The official position paper issued by RTL Group when filing the complaint can be read here.

The complaint was sent to the European Commissioner for Taxation, Algirdas Šemeta. If he finds the complaint to be well-founded, he will then forward it to the European Court of Justice in Strasbourg with the recommendation that it start a legal case against Hungary.

Commissioner Šemeta’s spokesperson, Emer Traynor, told the Beacon that that the EC is concerned about the Hungary ad tax:

Hungary’s Special Advertising Tax law raises questions across several policy areas. The Commission services (Taxation and Customs Union Directorate General, DG TAXUD) is concerned to ensure that the fundamental freedoms are respected and that the internal market is not undermined.

On 21 August 2014 the Commission sent an EU PILOT letter to the Hungarian authorities requesting necessary information to verify whether the legislation at issue is not indirectly discriminatory in its effect on foreign-owned media providers linked to companies with registered office in another EU/EEA State.

Once we receive the reply of the Hungarian authorities the Commission services will carefully analyse it. It is only once this analysis is completed that the Commission will decide whether to take any further steps, i.e. to open an infringement procedure against Hungary, to ensure the full application of EU law.

The Commission is also in contact with the Hungarian authorities regarding possible state aid aspects.

In response to the complaint, Hungarian government spokesperson Éva Kurucz issued this statement to the Hungarian News Agency (MTI):

The Hungarian government will stand up to defend the advertisement tax even before Brussels institutions if need be. This is the matter of the sharing of taxation. Our government will defend this tax, as it has previously defended the banking tax and the utility price reductions. This is not the first instance when private economic actors tried to exercise pressure on the Hungarian state.

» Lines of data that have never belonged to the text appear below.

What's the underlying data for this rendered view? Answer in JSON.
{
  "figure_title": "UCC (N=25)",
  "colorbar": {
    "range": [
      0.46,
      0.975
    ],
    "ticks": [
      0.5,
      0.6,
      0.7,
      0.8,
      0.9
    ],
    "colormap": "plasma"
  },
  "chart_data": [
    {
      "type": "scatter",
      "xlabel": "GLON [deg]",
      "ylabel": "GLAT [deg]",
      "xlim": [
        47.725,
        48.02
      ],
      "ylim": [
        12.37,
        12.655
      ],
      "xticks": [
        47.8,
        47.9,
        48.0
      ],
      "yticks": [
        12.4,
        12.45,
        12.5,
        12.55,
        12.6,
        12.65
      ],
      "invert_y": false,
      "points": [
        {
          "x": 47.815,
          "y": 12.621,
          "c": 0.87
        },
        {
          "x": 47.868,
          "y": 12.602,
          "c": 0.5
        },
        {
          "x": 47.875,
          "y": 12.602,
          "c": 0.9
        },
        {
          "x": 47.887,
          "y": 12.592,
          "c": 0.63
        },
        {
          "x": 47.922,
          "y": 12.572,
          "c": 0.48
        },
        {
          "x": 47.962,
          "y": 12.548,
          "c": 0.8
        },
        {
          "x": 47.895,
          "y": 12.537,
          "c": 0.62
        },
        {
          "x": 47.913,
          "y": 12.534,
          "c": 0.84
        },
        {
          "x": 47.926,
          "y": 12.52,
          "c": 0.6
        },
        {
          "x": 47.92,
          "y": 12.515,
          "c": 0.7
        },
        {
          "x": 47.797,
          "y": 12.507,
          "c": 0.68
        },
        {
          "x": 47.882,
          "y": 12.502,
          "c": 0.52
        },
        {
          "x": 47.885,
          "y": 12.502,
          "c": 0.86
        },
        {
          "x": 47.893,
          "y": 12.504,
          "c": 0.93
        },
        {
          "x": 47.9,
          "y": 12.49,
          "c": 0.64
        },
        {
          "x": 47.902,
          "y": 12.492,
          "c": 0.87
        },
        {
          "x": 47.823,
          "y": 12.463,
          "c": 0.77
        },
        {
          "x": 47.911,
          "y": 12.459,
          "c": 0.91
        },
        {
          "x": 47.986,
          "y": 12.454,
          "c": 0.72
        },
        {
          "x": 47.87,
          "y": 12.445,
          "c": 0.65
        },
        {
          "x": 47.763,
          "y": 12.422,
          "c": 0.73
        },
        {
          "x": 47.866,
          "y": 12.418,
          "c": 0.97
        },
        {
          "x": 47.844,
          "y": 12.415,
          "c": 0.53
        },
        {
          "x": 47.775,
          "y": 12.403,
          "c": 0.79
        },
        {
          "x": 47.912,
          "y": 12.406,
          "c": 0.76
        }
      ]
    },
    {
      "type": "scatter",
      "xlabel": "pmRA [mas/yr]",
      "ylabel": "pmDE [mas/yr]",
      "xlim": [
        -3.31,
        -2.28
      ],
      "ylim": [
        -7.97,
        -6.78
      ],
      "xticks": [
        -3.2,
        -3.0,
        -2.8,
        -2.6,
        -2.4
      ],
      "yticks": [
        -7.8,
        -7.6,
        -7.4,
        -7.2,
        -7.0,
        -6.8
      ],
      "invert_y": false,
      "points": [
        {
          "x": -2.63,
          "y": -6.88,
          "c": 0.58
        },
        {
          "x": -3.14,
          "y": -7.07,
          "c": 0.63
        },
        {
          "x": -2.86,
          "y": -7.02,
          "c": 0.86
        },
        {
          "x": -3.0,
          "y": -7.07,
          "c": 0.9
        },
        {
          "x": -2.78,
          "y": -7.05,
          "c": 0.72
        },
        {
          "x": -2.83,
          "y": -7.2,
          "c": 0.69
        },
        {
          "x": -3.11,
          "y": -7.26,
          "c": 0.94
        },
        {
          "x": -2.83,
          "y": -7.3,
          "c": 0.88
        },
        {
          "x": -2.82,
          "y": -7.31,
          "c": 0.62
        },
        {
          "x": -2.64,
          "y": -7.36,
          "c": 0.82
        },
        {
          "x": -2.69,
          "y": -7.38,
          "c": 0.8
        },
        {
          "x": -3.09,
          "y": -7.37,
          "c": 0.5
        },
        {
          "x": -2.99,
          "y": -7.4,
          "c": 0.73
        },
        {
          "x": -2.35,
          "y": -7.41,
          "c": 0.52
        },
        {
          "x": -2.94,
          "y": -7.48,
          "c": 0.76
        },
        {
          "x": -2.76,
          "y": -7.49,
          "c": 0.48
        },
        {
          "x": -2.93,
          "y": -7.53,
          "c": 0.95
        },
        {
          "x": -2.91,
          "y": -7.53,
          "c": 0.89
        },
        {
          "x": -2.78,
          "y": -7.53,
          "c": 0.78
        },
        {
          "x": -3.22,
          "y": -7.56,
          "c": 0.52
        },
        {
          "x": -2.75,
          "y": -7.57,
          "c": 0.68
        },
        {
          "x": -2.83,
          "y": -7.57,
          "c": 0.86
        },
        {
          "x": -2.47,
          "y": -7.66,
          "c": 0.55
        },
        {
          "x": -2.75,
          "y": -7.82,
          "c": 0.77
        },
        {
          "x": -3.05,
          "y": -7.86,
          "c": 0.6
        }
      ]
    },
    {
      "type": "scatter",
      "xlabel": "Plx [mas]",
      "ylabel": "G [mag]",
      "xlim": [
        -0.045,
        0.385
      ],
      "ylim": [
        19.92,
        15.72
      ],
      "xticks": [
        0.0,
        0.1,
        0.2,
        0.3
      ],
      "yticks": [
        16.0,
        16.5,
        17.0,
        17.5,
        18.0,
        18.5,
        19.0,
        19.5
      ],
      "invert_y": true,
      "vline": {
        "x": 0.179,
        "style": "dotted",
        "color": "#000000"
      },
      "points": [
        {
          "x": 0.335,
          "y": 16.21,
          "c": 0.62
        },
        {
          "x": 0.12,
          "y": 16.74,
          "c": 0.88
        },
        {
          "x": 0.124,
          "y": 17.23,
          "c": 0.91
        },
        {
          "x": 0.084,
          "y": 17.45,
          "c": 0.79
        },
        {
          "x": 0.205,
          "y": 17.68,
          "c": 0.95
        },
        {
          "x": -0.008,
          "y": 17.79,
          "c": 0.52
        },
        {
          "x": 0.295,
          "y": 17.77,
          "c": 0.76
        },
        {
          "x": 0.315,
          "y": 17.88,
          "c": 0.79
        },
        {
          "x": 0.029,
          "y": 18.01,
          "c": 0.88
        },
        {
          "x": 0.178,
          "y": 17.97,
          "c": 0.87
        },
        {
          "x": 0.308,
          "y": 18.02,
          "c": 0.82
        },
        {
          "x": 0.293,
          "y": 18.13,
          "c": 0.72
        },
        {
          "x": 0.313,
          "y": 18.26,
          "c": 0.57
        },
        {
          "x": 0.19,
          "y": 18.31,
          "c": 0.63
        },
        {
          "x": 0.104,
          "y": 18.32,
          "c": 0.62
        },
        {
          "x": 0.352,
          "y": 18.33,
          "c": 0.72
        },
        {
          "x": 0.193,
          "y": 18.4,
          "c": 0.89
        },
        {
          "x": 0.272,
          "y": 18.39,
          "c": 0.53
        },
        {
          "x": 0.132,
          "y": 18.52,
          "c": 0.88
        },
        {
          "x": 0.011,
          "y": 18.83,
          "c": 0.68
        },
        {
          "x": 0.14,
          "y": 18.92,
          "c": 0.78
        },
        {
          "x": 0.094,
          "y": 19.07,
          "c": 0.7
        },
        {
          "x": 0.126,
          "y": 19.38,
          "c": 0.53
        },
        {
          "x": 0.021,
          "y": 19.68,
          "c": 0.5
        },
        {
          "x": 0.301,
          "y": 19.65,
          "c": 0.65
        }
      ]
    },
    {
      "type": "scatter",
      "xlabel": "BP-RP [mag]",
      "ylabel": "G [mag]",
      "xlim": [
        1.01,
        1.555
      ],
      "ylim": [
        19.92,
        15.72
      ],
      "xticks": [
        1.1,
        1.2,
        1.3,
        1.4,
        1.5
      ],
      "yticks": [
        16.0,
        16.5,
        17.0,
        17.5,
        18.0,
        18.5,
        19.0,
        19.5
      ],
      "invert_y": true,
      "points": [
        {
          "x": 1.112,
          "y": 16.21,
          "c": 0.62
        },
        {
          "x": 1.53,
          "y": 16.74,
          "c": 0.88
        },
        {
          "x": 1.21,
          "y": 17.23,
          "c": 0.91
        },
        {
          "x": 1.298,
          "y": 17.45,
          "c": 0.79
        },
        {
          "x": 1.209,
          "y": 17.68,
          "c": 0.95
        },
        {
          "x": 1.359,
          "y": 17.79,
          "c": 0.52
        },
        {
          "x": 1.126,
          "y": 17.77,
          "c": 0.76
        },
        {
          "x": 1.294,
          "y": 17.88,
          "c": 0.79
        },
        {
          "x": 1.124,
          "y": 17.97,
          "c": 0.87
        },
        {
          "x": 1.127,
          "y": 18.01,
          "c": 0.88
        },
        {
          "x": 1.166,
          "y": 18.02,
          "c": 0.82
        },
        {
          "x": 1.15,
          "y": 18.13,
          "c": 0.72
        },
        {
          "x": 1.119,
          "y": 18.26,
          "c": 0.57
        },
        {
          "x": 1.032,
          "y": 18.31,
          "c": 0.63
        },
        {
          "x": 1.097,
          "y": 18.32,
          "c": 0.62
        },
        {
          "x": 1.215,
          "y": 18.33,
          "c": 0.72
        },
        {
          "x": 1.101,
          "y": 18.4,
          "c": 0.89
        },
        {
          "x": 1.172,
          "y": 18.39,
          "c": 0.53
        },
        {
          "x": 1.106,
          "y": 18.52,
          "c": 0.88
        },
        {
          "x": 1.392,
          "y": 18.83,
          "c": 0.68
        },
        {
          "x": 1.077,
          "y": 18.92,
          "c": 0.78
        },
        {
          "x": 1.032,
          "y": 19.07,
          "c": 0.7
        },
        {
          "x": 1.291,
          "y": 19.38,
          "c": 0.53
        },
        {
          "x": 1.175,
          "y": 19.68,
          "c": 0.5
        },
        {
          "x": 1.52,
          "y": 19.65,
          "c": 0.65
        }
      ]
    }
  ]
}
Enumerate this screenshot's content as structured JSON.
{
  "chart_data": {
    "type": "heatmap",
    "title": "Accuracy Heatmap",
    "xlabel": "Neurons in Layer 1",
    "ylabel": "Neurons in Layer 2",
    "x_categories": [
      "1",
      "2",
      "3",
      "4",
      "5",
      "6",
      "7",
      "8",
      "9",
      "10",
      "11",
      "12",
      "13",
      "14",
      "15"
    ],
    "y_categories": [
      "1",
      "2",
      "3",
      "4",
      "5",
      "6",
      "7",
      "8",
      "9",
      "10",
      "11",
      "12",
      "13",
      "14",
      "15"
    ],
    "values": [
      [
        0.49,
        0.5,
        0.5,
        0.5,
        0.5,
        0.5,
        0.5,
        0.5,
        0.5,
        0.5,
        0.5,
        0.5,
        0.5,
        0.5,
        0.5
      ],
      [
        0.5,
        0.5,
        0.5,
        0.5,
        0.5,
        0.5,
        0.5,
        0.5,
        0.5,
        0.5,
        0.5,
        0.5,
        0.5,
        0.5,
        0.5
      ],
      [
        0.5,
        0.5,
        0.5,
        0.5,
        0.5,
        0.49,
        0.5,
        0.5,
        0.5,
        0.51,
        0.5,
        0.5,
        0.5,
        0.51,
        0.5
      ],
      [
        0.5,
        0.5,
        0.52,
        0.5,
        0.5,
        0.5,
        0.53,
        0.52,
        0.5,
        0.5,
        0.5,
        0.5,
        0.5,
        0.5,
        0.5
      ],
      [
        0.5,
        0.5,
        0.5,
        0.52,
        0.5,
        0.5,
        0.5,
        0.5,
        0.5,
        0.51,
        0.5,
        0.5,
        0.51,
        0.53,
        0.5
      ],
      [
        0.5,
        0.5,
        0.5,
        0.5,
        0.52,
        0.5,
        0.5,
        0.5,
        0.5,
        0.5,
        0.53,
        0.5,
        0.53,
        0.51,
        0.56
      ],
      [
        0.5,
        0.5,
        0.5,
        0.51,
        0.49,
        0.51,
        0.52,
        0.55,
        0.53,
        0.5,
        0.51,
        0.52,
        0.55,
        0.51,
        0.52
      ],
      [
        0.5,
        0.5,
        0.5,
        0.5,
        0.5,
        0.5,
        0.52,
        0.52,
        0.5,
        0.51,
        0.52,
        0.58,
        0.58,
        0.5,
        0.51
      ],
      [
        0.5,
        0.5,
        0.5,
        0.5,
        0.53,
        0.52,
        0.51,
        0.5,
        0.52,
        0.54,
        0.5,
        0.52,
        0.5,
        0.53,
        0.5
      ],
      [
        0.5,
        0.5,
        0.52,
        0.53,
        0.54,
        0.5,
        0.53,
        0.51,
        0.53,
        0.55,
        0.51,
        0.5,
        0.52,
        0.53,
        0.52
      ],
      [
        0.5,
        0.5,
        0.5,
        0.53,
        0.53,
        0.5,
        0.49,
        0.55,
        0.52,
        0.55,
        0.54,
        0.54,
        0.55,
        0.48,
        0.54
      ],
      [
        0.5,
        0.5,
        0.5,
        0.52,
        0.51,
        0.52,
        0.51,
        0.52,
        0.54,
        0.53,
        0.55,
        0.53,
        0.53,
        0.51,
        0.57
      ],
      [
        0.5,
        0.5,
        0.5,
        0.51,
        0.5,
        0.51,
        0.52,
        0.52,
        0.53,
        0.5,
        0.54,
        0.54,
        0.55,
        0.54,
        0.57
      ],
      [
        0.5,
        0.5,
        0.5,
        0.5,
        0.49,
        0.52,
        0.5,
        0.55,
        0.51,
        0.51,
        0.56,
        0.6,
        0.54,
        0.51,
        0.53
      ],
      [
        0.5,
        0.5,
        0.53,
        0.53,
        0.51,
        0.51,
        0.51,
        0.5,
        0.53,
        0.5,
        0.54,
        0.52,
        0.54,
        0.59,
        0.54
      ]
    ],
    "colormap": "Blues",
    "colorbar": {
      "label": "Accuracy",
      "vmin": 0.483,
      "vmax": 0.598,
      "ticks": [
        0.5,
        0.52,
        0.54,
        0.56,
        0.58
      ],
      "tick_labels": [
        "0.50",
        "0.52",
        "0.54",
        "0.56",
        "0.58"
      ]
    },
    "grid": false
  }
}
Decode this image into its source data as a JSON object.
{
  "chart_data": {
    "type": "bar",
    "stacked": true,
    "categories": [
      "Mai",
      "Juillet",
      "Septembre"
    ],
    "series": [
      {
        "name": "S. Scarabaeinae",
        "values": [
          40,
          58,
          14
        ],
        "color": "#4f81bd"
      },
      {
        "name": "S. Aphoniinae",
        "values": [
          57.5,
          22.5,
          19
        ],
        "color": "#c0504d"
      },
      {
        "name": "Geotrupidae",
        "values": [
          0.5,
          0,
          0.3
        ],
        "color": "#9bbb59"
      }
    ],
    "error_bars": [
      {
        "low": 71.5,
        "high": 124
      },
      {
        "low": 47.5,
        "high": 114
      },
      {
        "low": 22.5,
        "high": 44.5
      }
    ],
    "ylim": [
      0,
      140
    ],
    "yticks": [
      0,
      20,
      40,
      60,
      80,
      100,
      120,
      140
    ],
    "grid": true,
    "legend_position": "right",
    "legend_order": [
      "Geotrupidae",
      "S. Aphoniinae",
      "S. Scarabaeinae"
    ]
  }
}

In response to the ad tax, RTL started to broadcast news that was uncharacteristically critical of the goverment. In doing so it increased viewership of its evening news program by some 200,000 viewers.

The media company bases its legal reasoning on certain provisions of the EEA Agreement guaranteeing non-nationals the freedom to establish businesses in any country that is part of the European Economic Area.

Furthermore they argue that the disproportionate taxation violates the principle of freedom of expression “via a media that is independent from the government”. The complaint argues that freedom of speech via media outlets is a European right guaranteed both by Article 11 of the Charter of Fundamental Rights and the European Convention for the Protection of Human Rights and Fundamental Freedoms.

According to RTL Group spokesperson Oliver Fahlbusch the complaint itself builds “on several reasons, including media pluralism and discriminatory tax as well as infringement of the freedom of establishment”.

In a position paper sent to the Beacon, RTL calls the tax levied on the advertising revenues of media outlets a “discriminatory measure” which disproportionately affects RTL Klub, Hungary’s largest independent media outlet. The paper argues that of the HUF 1.3 billion in tax collected from media companies as advance payment in total, RTL paid HUF 1.05 billion (EUR 3.4 million), or roughly 80% of the total amount. According to the RTL position paper “this is grossly unfair given that RTL Hungary’s estimated share of the advertising market is just 13.5%”.

By way of conclusion the position paper adds

(t)he tax law is the latest step in a worrying trend that restricts independent voices in the media in Hungary. [...] Given the fact that the new tax disproportionally affects RTL Group, which is an EU-based entity, compared to locally owned channels, this new tax could well be counter-productive: foreign companies are likely to be discouraged from investing, given the uncertainty caused by such punitive and discriminatory taxes.